The Ad-Dharmi Diaspora has flourished on Fiji Island, Canada, and in the United Kingdom since 1905. From 1905, when the Union Steam Ship Company of New Zealand began a regular service from Calcutta to Fiji, there was a regular flow of Ravidassia people from Punjab to Fiji. Ad-Dharmis can also be found in Pakistan, Bangladesh and Nepal. The first Shri Guru Ravidass Gurudwara outside India was established in 1939 in Nasinu on Fiji Island, and this Gurdwara was registered under the banner of the Addharm-Punjab Association.
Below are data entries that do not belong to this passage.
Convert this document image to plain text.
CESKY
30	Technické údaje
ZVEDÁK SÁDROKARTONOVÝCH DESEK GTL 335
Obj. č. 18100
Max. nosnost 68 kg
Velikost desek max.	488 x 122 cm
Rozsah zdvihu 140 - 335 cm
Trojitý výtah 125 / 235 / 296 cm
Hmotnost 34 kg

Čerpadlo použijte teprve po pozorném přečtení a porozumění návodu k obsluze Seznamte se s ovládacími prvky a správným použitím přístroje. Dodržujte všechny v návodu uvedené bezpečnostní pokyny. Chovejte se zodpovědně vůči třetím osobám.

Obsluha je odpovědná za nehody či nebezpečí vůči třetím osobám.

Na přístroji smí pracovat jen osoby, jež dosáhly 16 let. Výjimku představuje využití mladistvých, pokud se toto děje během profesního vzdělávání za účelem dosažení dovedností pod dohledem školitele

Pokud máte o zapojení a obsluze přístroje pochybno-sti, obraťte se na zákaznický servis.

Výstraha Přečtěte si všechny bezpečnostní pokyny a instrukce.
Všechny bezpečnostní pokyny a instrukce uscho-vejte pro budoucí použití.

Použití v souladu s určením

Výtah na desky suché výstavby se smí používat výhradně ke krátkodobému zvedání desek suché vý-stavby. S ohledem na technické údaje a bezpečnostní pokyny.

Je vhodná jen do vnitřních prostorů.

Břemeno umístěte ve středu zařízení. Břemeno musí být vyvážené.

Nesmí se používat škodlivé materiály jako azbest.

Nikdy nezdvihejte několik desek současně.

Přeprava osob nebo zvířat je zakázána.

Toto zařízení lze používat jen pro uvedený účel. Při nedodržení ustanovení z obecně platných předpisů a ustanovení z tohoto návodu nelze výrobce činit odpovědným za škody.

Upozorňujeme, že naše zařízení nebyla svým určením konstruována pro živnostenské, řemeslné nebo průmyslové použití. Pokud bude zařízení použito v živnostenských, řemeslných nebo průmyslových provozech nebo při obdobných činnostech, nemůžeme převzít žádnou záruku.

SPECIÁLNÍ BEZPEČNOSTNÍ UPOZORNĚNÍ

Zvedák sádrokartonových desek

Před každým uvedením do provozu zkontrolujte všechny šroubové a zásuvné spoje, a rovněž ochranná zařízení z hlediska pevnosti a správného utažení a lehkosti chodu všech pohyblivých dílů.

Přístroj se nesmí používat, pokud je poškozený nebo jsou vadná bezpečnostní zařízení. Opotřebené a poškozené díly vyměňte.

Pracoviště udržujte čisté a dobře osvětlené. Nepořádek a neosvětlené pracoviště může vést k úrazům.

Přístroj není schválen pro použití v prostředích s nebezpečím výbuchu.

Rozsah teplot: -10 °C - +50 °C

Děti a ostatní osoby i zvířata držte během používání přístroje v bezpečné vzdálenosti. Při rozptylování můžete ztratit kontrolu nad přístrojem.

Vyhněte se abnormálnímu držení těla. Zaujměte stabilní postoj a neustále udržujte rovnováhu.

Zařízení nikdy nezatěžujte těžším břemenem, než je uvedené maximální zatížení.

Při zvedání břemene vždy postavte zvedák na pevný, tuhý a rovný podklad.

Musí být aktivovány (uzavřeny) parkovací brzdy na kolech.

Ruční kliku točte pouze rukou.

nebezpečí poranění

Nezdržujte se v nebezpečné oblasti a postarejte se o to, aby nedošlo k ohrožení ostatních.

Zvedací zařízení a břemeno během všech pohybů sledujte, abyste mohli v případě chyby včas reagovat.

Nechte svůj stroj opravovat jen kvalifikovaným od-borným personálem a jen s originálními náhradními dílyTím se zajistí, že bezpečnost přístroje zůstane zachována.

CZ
For the outstanding volunteer-led service to the community in Bedfordshire, Ad Dharmi/Ravidassia Gurdwara in Luton received The King's Award for Voluntary Service. Susan Lousada, Lord Lieutenant of Bedfordshire, delivered the award on behalf of King Charles III, quoting the citation: "The volunteers of Shri Guru Ravidass Sangat are a beacon of light in a troubled world..." The award was officially presented during the 648th birth anniversary celebrations of Guru Ravidass, which attracted dignitaries such as mayor of Luton, local MPs, faith leaders, and representatives from Bedfordshire Police and the Council of Faiths.

==Demographics==

Ad-Dharmis along with Ramdasia/Ravidasia (Chamar caste) in Punjab by district (2011)
| Districts | 2011 India census |  |
| Ad-Dharmi/Ramdasia/Ravidasia caste population | % |
| Amritsar | 31,774 | 1.28% |
| Barnala | 90,526 | 15.18% |
| Bathinda | 108,790 | 7.83% |
| Faridkot | 26,903 | 4.35% |
| Fatehgarh Sahib | 115,167 | 19.2% |
| Firozpur | 31,581 | 1.56% |
| Gurdaspur | 133,126 | 5.79% |
| Hoshiarpur | 416,904 | 26.34% |
| Jalandhar | 467,466 | 21.43% |
| Kapurthala | 90,287 | 11.04% |
| Ludhiana | 521,361 | 14.95% |
| Mansa | 87,078 | 11.33% |
| Moga | 31,206 | 3.14% |
| Sri Muktsar Sahib | 50,017 | 5.54% |
| Patiala | 192,545 | 10.18% |
| Rupnagar | 115,155 | 16.85% |
| Sahibzada Ajit Singh Nagar | 114,837 | 11.65% |
| Sangrur | 261,317 | 21.72% |
| Nawanshahr | 214,293 | 34.88% |
| Tarn Taran | 3,618 | 0.32% |

== Notable people ==
- Seth Kishan Dass—A leather trader, propagator of the Ad-Dharm movement, and a politician.
- Mangu Ram Mugowalia—Founding member of Ghadar Movement and Ad Dharm movement in Punjab
- Chaudhary Sadhu Ram—Elected Member of Parliament.
- Master Gurbanta Singh— Dalit leader of Punjab, educator and key person of Ad Dharm movement.